The accident was terrifying and traumatic, but it eventually led me in one positive direction. As 1970 rolled around, I started to slowly recover my strength and mobility. I took yoga classes and did other exercises, but I was still inactive compared to my pre-accident days. I put on weight. Since my teenage years I’d always thought I was too fat, and it only got worse after the accident. This was the Twiggy era and curves had gone the way of car fins. I had never been clinically overweight, but as I was forced into a more sedentary lifestyle I felt out of shape. My new, fuller figure aggravated my body image issues and sometimes sent me into bouts of panic.
Every afternoon I waited on our front steps for Jessica to come home from school. She would come out in mid-afternoon, wave to me from across the street, and look both ways with her teacher and classmates. When it was clear to cross, she ran toward me with her arms flung out. It was the best time of my day, and it wasn’t unusual for me to go out earlier than necessary to wait for her.
My schedule coincided with a neighbor’s. She was a thickset woman with a heavy blonde braid that hung down to her waist. She’d always come by on her bike as I settled down on the steps with a book. As she cycled, her wide thighs pumped up and down and her large breasts jiggled, seemingly unrestrained by a bra. The rack on her bike was crammed with paintbrushes, colored pencils, and other art supplies, so I figured she was a student at the nearby art college. She looked to be around my age and we often smiled at each other.
One day as she pedaled slowly down the street I waved and said hello. She stopped and we started to chat.
“Are you an artist?” I asked.
“I’m taking classes at the art school and I also do some modeling,” she said.
Modeling? The only models I’d seen were the wispy creatures who wore haute couture and haunted the pages of fashion magazines, the ones I wanted to look like.
This savvy, self-confident woman must have sensed my doubt. I hoped I hadn’t offended her.
“I do nude modeling for the painting and sculpture students, and I’m more in demand than skinny women. They love all my curves and creases,” she answered.

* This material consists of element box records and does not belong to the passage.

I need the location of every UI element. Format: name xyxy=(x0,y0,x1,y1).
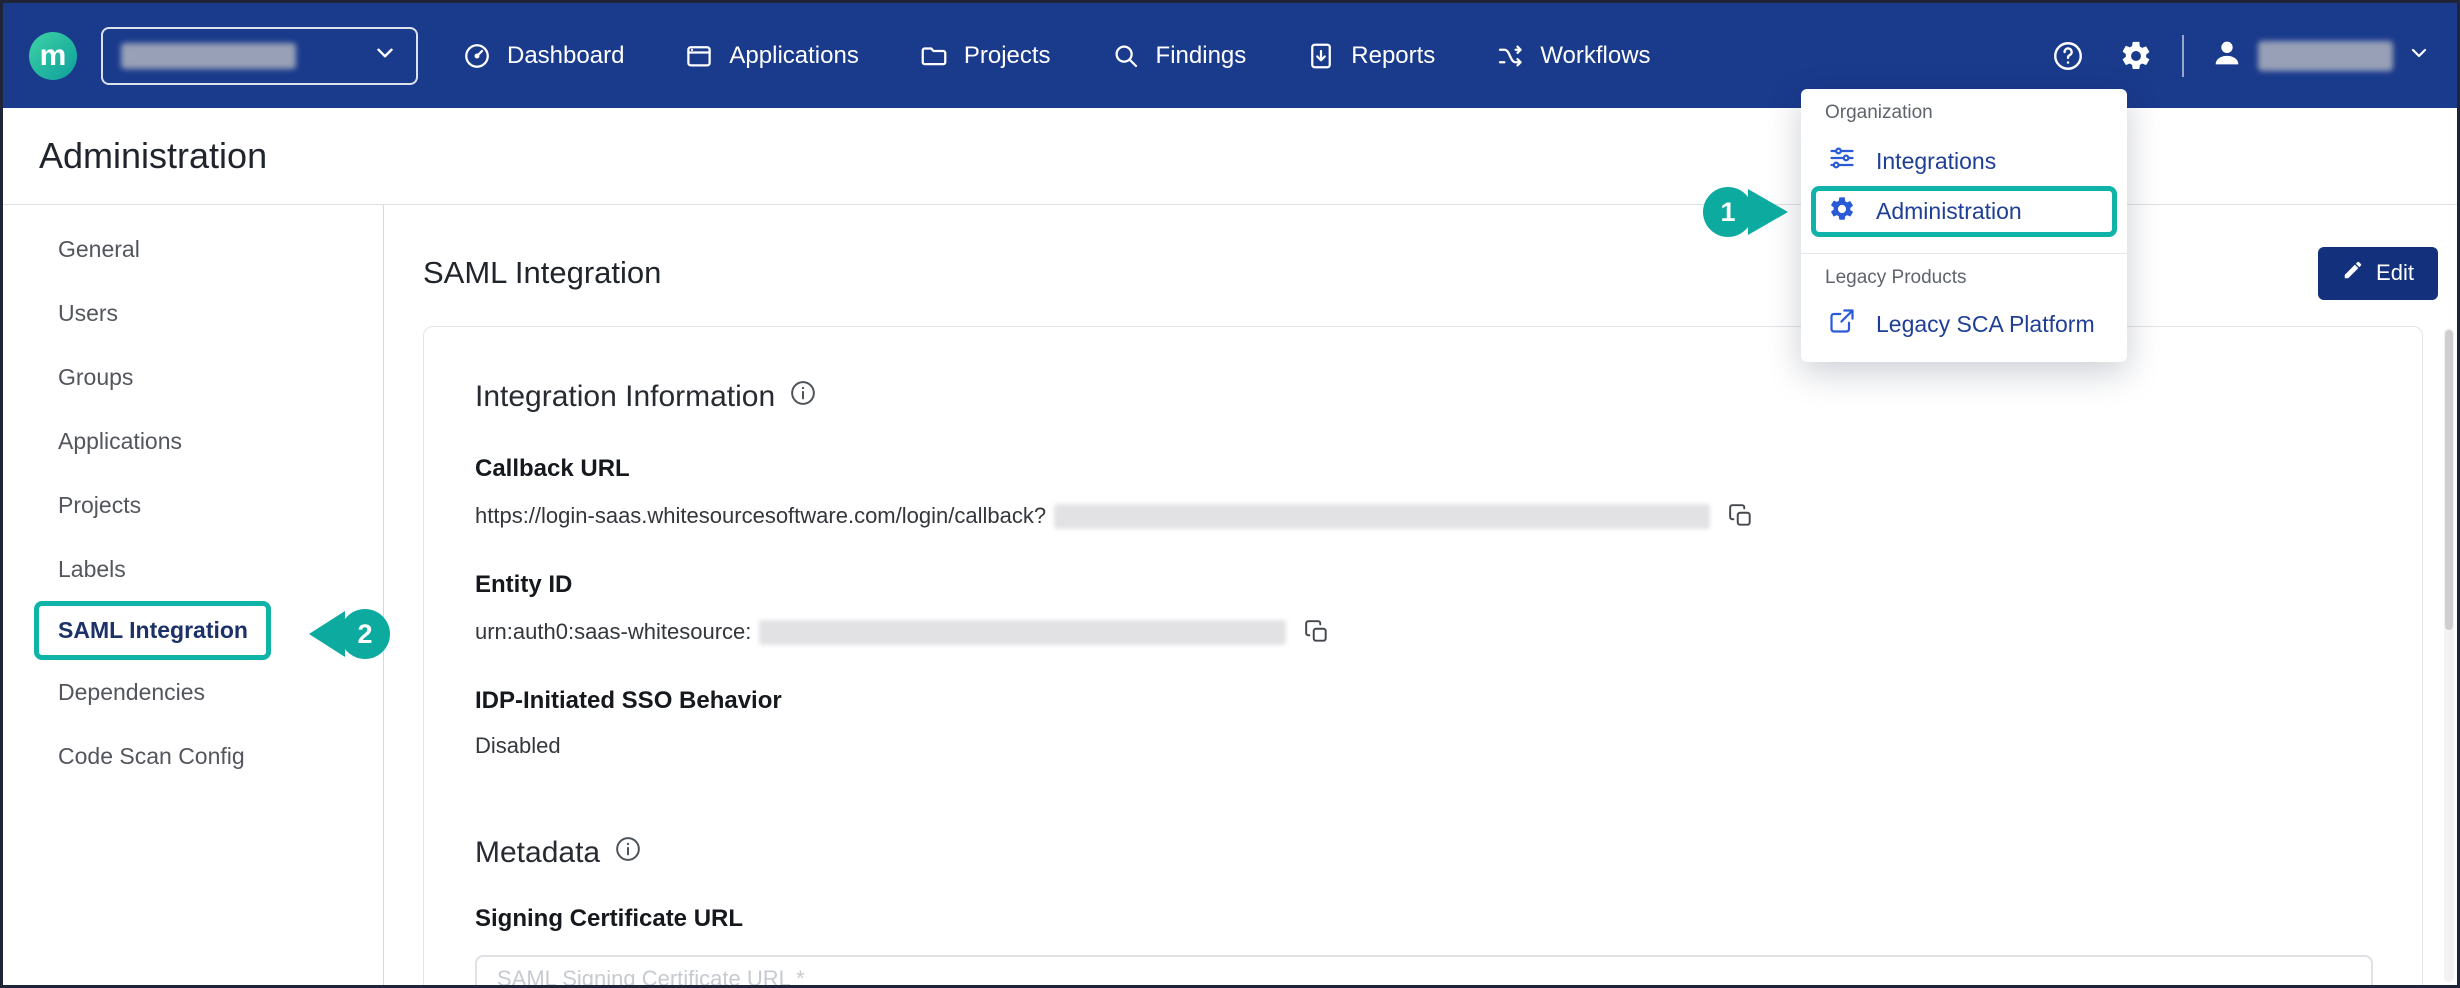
nav-right-cluster xyxy=(2048,35,2431,77)
info-icon[interactable] xyxy=(789,379,817,415)
sidebar-item-applications[interactable]: Applications xyxy=(3,409,383,473)
user-menu[interactable] xyxy=(2210,36,2431,75)
menu-item-administration[interactable]: Administration xyxy=(1816,191,2022,232)
primary-nav: Dashboard Applications Projects Findings xyxy=(462,41,1651,71)
menu-item-label: Integrations xyxy=(1876,148,1996,175)
menu-item-label: Administration xyxy=(1876,198,2022,225)
nav-item-reports[interactable]: Reports xyxy=(1306,41,1435,71)
sidebar-item-groups[interactable]: Groups xyxy=(3,345,383,409)
signing-cert-input[interactable] xyxy=(475,955,2373,988)
external-link-icon xyxy=(1828,307,1856,341)
admin-sidebar: General Users Groups Applications Projec… xyxy=(3,205,384,985)
vertical-scrollbar[interactable] xyxy=(2444,328,2454,982)
menu-item-label: Legacy SCA Platform xyxy=(1876,311,2095,338)
user-avatar-icon xyxy=(2210,36,2244,75)
menu-item-integrations[interactable]: Integrations xyxy=(1801,137,2127,185)
metadata-section: Metadata Signing Certificate URL xyxy=(475,835,2373,988)
sliders-icon xyxy=(1828,144,1856,178)
app-window: m Dashboard Applications xyxy=(0,0,2460,988)
menu-section-legacy: Legacy Products xyxy=(1801,266,2127,290)
sidebar-item-general[interactable]: General xyxy=(3,217,383,281)
nav-item-applications[interactable]: Applications xyxy=(684,41,858,71)
settings-dropdown-menu: Organization Integrations Administration… xyxy=(1801,89,2127,362)
dashboard-icon xyxy=(462,41,492,71)
edit-button[interactable]: Edit xyxy=(2318,247,2438,300)
nav-label: Workflows xyxy=(1540,42,1650,70)
org-name-redacted xyxy=(121,43,296,69)
menu-item-legacy-sca[interactable]: Legacy SCA Platform xyxy=(1801,300,2127,348)
info-icon[interactable] xyxy=(614,835,642,871)
sidebar-item-saml-integration[interactable]: SAML Integration xyxy=(34,601,271,660)
annotation-arrow-2 xyxy=(309,611,345,657)
entity-id-label: Entity ID xyxy=(475,571,2373,599)
nav-label: Reports xyxy=(1351,42,1435,70)
org-selector[interactable] xyxy=(101,27,418,85)
sidebar-item-labels[interactable]: Labels xyxy=(3,537,383,601)
integration-info-heading-text: Integration Information xyxy=(475,380,775,414)
help-icon xyxy=(2051,39,2085,73)
sidebar-item-projects[interactable]: Projects xyxy=(3,473,383,537)
edit-button-label: Edit xyxy=(2376,260,2414,286)
copy-entity-button[interactable] xyxy=(1302,617,1332,647)
signing-cert-label: Signing Certificate URL xyxy=(475,905,2373,933)
applications-icon xyxy=(684,41,714,71)
nav-item-dashboard[interactable]: Dashboard xyxy=(462,41,624,71)
metadata-heading: Metadata xyxy=(475,835,2373,871)
entity-id-value: urn:auth0:saas-whitesource: xyxy=(475,619,751,645)
username-redacted xyxy=(2258,41,2393,71)
report-document-icon xyxy=(1306,41,1336,71)
nav-item-workflows[interactable]: Workflows xyxy=(1495,41,1650,71)
gear-icon xyxy=(2119,39,2153,73)
sidebar-item-code-scan-config[interactable]: Code Scan Config xyxy=(3,724,383,788)
idp-sso-value: Disabled xyxy=(475,733,2373,759)
help-button[interactable] xyxy=(2048,36,2088,76)
search-icon xyxy=(1111,41,1141,71)
annotation-step-2: 2 xyxy=(340,609,390,659)
metadata-heading-text: Metadata xyxy=(475,836,600,870)
mend-logo-icon: m xyxy=(29,32,77,80)
chevron-down-icon xyxy=(372,40,398,71)
scrollbar-thumb[interactable] xyxy=(2445,330,2453,630)
nav-label: Applications xyxy=(729,42,858,70)
nav-divider xyxy=(2182,35,2184,77)
integration-info-heading: Integration Information xyxy=(475,379,2373,415)
nav-item-projects[interactable]: Projects xyxy=(919,41,1051,71)
section-title: SAML Integration xyxy=(423,255,661,291)
administration-highlight-box: Administration xyxy=(1811,186,2117,237)
entity-id-row: urn:auth0:saas-whitesource: xyxy=(475,617,2373,647)
menu-divider xyxy=(1801,253,2127,254)
callback-url-value: https://login-saas.whitesourcesoftware.c… xyxy=(475,503,1046,529)
annotation-step-1: 1 xyxy=(1703,187,1753,237)
idp-sso-label: IDP-Initiated SSO Behavior xyxy=(475,687,2373,715)
pencil-icon xyxy=(2342,259,2364,287)
main-content: SAML Integration Edit Integration Inform… xyxy=(384,205,2460,985)
nav-item-findings[interactable]: Findings xyxy=(1111,41,1247,71)
annotation-arrow-1 xyxy=(1748,189,1788,235)
callback-url-label: Callback URL xyxy=(475,455,2373,483)
callback-url-redacted xyxy=(1054,504,1710,529)
chevron-down-icon xyxy=(2407,41,2431,70)
saml-card: Integration Information Callback URL htt… xyxy=(423,326,2423,988)
nav-label: Dashboard xyxy=(507,42,624,70)
main-head: SAML Integration Edit xyxy=(423,245,2460,301)
sidebar-item-dependencies[interactable]: Dependencies xyxy=(3,660,383,724)
menu-section-organization: Organization xyxy=(1801,101,2127,125)
copy-callback-button[interactable] xyxy=(1726,501,1756,531)
workflow-shuffle-icon xyxy=(1495,41,1525,71)
settings-button[interactable] xyxy=(2116,36,2156,76)
callback-url-row: https://login-saas.whitesourcesoftware.c… xyxy=(475,501,2373,531)
sidebar-item-users[interactable]: Users xyxy=(3,281,383,345)
entity-id-redacted xyxy=(759,620,1286,645)
folder-icon xyxy=(919,41,949,71)
page-title: Administration xyxy=(39,135,267,177)
gear-icon xyxy=(1828,195,1856,229)
nav-label: Projects xyxy=(964,42,1051,70)
nav-label: Findings xyxy=(1156,42,1247,70)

Suddenly I saw an opportunity. If she could model, so could I. I could earn some extra money and maybe even start to feel better about my body.

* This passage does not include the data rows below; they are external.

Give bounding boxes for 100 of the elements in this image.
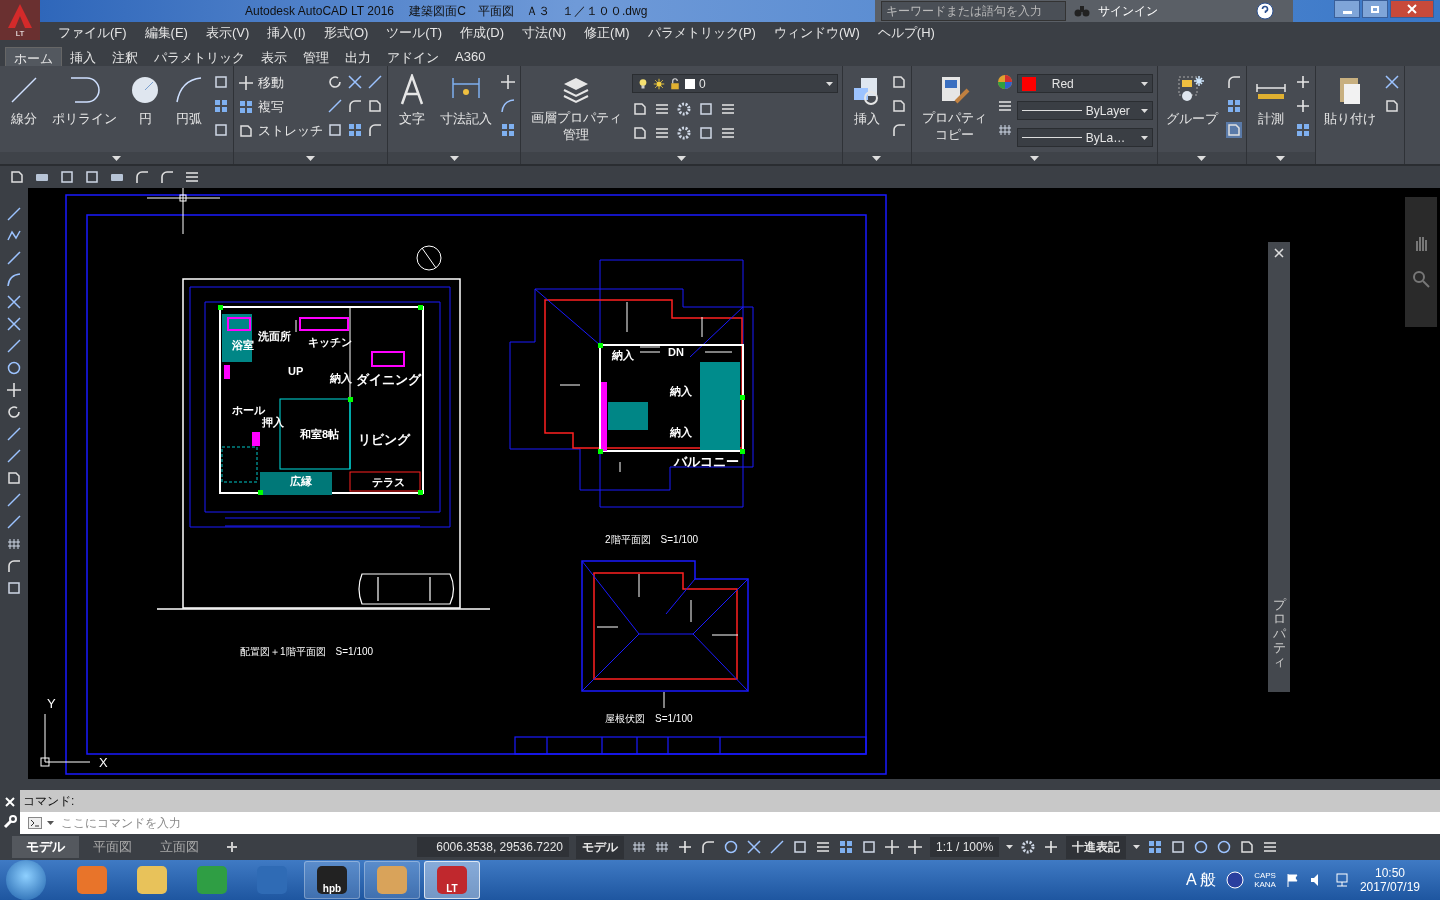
tool-icon[interactable] (6, 426, 22, 442)
ribbon-tool-button[interactable]: 貼り付け (1319, 72, 1380, 130)
array-icon[interactable] (347, 122, 363, 138)
ribbon-tool-button[interactable]: 計測 (1250, 72, 1291, 130)
caret-icon[interactable] (1006, 845, 1014, 849)
menu-item[interactable]: 表示(V) (199, 24, 262, 42)
linetype-dropdown[interactable]: ByLayer (1016, 101, 1153, 120)
create-block-icon[interactable] (890, 74, 907, 90)
sun-icon[interactable] (652, 77, 665, 90)
navigation-bar[interactable] (1405, 197, 1437, 327)
point-id-icon[interactable] (1294, 74, 1311, 90)
menu-item[interactable]: ツール(T) (380, 24, 454, 42)
close-button[interactable] (1390, 0, 1434, 18)
ribbon-tool-button[interactable]: 寸法記入 (436, 72, 496, 130)
panel-expand-icon[interactable] (1276, 155, 1286, 161)
network-icon[interactable] (1333, 873, 1350, 887)
ribbon-tool-button[interactable]: 円弧 (169, 72, 209, 130)
panel-expand-icon[interactable] (449, 155, 459, 161)
hatch-icon[interactable] (213, 98, 229, 114)
fillet-icon[interactable] (347, 98, 363, 114)
panel-expand-icon[interactable] (676, 155, 686, 161)
clock-time[interactable]: 10:50 (1374, 866, 1405, 880)
color-dropdown[interactable]: Red (1016, 74, 1153, 93)
layout-tab[interactable]: モデル (12, 836, 79, 858)
ribbon-tool-button[interactable]: 文字 (392, 72, 432, 130)
ribbon-tab[interactable]: 出力 (337, 47, 379, 66)
layer-dropdown[interactable]: 0 (631, 74, 838, 93)
lineweight-dropdown[interactable]: ByLa… (1016, 128, 1153, 147)
model-space-button[interactable]: モデル (576, 835, 624, 859)
ribbon-tool-button[interactable]: 画層プロパティ管理 (525, 72, 628, 146)
caret-icon[interactable] (1140, 81, 1148, 86)
tool-icon[interactable] (6, 294, 22, 310)
rectangle-icon[interactable] (213, 74, 229, 90)
caret-icon[interactable] (825, 81, 833, 86)
tool-icon[interactable] (6, 470, 22, 486)
clock-date[interactable]: 2017/07/19 (1359, 880, 1420, 894)
tool-icon[interactable] (6, 338, 22, 354)
caret-icon[interactable] (1133, 845, 1141, 849)
tool-icon[interactable] (6, 360, 22, 376)
menu-item[interactable]: 編集(E) (138, 24, 200, 42)
caret-icon[interactable] (1140, 135, 1148, 140)
trim-icon[interactable] (347, 74, 363, 90)
tool-icon[interactable] (6, 316, 22, 332)
ime-indicator[interactable]: A 般 (1185, 869, 1217, 891)
plus-icon[interactable] (227, 841, 237, 852)
lock-icon[interactable] (668, 77, 681, 90)
ribbon-tool-button[interactable]: 線分 (4, 72, 44, 130)
ribbon-tool-button[interactable]: 移動 (238, 74, 323, 92)
tool-icon[interactable] (6, 536, 22, 552)
menu-item[interactable]: ファイル(F) (52, 24, 139, 42)
layout-tab[interactable]: 立面図 (146, 836, 213, 858)
ribbon-tool-button[interactable]: グループ (1161, 72, 1222, 130)
tool-icon[interactable] (6, 272, 22, 288)
annotation-scale-button[interactable]: 1:1 / 100% (930, 837, 1000, 857)
panel-expand-icon[interactable] (1029, 155, 1039, 161)
table-icon[interactable] (500, 122, 516, 138)
menu-item[interactable]: 作成(D) (453, 24, 516, 42)
ribbon-tab[interactable]: アドイン (379, 47, 447, 66)
tool-icon[interactable] (6, 404, 22, 420)
ribbon-tab[interactable]: 表示 (253, 47, 295, 66)
tool-icon[interactable] (6, 382, 22, 398)
layout-tab[interactable]: 平面図 (79, 836, 146, 858)
zoom-icon[interactable] (1411, 269, 1431, 289)
close-icon[interactable] (1274, 248, 1284, 258)
new-file-icon[interactable] (9, 169, 25, 185)
move-icon[interactable] (238, 75, 254, 91)
binoculars-icon[interactable] (1074, 4, 1090, 18)
ribbon-tool-button[interactable]: 円 (125, 72, 165, 130)
tool-icon[interactable] (6, 558, 22, 574)
ribbon-tab[interactable]: ホーム (5, 47, 62, 66)
cut-icon[interactable] (1383, 74, 1400, 90)
caret-icon[interactable] (47, 821, 54, 825)
ribbon-tool-button[interactable]: プロパティコピー (915, 72, 993, 146)
minimize-button[interactable] (1334, 0, 1360, 18)
taskbar-app-button[interactable]: hpb (304, 861, 360, 899)
panel-expand-icon[interactable] (1197, 155, 1207, 161)
flag-icon[interactable] (1285, 873, 1300, 887)
ribbon-tool-button[interactable]: ストレッチ (238, 122, 323, 140)
ribbon-tool-button[interactable]: ポリライン (48, 72, 121, 130)
menu-item[interactable]: 寸法(N) (516, 24, 579, 42)
application-menu-button[interactable]: LT (0, 0, 40, 40)
maximize-button[interactable] (1362, 0, 1388, 18)
ribbon-tool-button[interactable]: 複写 (238, 98, 323, 116)
ribbon-tool-button[interactable]: 挿入 (846, 72, 887, 130)
tool-icon[interactable] (6, 580, 22, 596)
menu-item[interactable]: 挿入(I) (261, 24, 318, 42)
ribbon-tab[interactable]: 挿入 (62, 47, 104, 66)
panel-expand-icon[interactable] (306, 155, 315, 161)
caret-icon[interactable] (1140, 108, 1148, 113)
tool-icon[interactable] (6, 492, 22, 508)
menu-item[interactable]: ヘルプ(H) (871, 24, 947, 42)
rotate-icon[interactable] (327, 74, 343, 90)
units-button[interactable]: 十進表記 (1066, 835, 1127, 859)
menu-item[interactable]: ウィンドウ(W) (767, 24, 872, 42)
menu-item[interactable]: 形式(O) (317, 24, 381, 42)
wrench-icon[interactable] (3, 815, 17, 829)
ribbon-tab[interactable]: 注釈 (104, 47, 146, 66)
ribbon-tab[interactable]: 管理 (295, 47, 337, 66)
tool-icon[interactable] (6, 206, 22, 222)
ribbon-tab[interactable]: A360 (447, 47, 494, 66)
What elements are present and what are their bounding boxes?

“How’d you get involved in that?
” I asked.
“Oh, the school always needs models. It’s a great way to earn some money, especially if you don’t want a straight job.”
I summoned up my courage and asked, “Do you think I could do it?”
“Sure. They’d be happy to have you.” With a cobalt blue pencil she scrawled a phone number on the corner of a piece of drawing paper, tore it off, and handed it to me.
Within a year I was modeling regularly for students at local art schools and for a few full-fledged artists. I began to develop first an acceptance and then an appreciation of my body. Occasionally I saw flashes of excitement on the artists’ faces, which surprised and delighted me. My body hadn’t changed, but my perception of it sure was shifting. When I looked at their paintings and sketches of me, I saw them through the artists’ eyes. The bulges that I thought were so awful actually began to look appealing.
Holding poses for lengthy periods also gave me plenty of time to think, and I started to reflect on the fluid nature of beauty. It was hard not to. I was coming to peace with a body that I had thought of as a misfortune for a long time.
For the first time in my young life, I started to think about how the notion of beauty isn’t fixed, and how impossibly slippery the idea of the perfect body is. In those days, the waif was the ideal. A couple of decades earlier Marilyn Monroe could lay claim to the perfect figure. I did a little research and discovered Lillian Russell, a sex symbol in the late 1800s, who, at times, tipped the scale at two hundred pounds.